To test how these specs stack up, we yoked up our in-house ox to take the GT680 down to our testing arena. In the PCMark 05 test, we were blown away with a ludicrously high score of 14,392 -- that's the highest score we've achieved on a laptop, ever.

Here's a handy graph showing how the GT680's mighty benchmark scores stack up. 

We then chucked Geekbench at it and were given a score of 7,713, which again is very admirable. With these scores, tasks such as Web browsing and heavy multi-tasking are a given, but you're naturally going to want to do something more intense with your monstrous hunk of plastic. Thankfully then, this chap will also tackle more heavyweight tasks, such as photo and video editing, without arguing too much.

As it's a gaming machine, it's vital to know it can actually handle games. We hurled the 3DMark06 benchmark test at it to see how well it chomps through the polygons. The GT680 gave us a very impressive score of 13,997. That just about beat the Medion Erazer X6811, which achieved 13,300, but didn't quite match the skills of the Alienware M17X, which also packs a Core i7 processor.

With those scores, the GT680 is certainly up there partying with the big boys, but to see how it stacked up in the real world, we fired up the classic Half Life 2: Episode 2 and sent Gordon Freeman on his merry mission against the combine. Gameplay was consistently smooth even during intense action sequences.

HL2:E2 isn't particularly new though, so it won't be testing the guns of such a high-power machine. To do that, we installed the latest rally car racer from Codemasters, Dirt 3. Again we were met with very pleasing performance. Even when we sent our cars hurtling through the wide, complex Finnish hill-sides, frame rates stayed above 40fps, giving a smooth experience overall. The GT680 will tackle the most demanding games without too much trouble, even if you crank the settings up to 11.

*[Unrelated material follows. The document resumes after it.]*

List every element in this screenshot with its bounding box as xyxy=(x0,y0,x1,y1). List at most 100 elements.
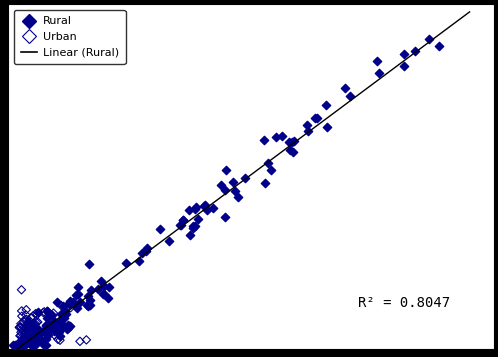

All that processing power is naturally going to have a serious effect on battery life -- especially when you factor in all those glowing lights scattered around its body. When we ran our battery benchmark, the GT680 managed to last just 59 minutes before conking out. The test runs the processor at a constant 100 per cent, so you could get more juice out of it with cautious usage. If you're planning on doing any heavy gaming though, make sure you're near to a plug.

Conclusion

The MSI GT680 has got just what you need from a gaming machine -- it's packed full of processing power and wrapped up in a shell that will frighten next door's kids. It's not going to be your portable computing friend, but when it's sat glowering on your desk it will happily tear into any task you throw at it and spit the remains all over your floor.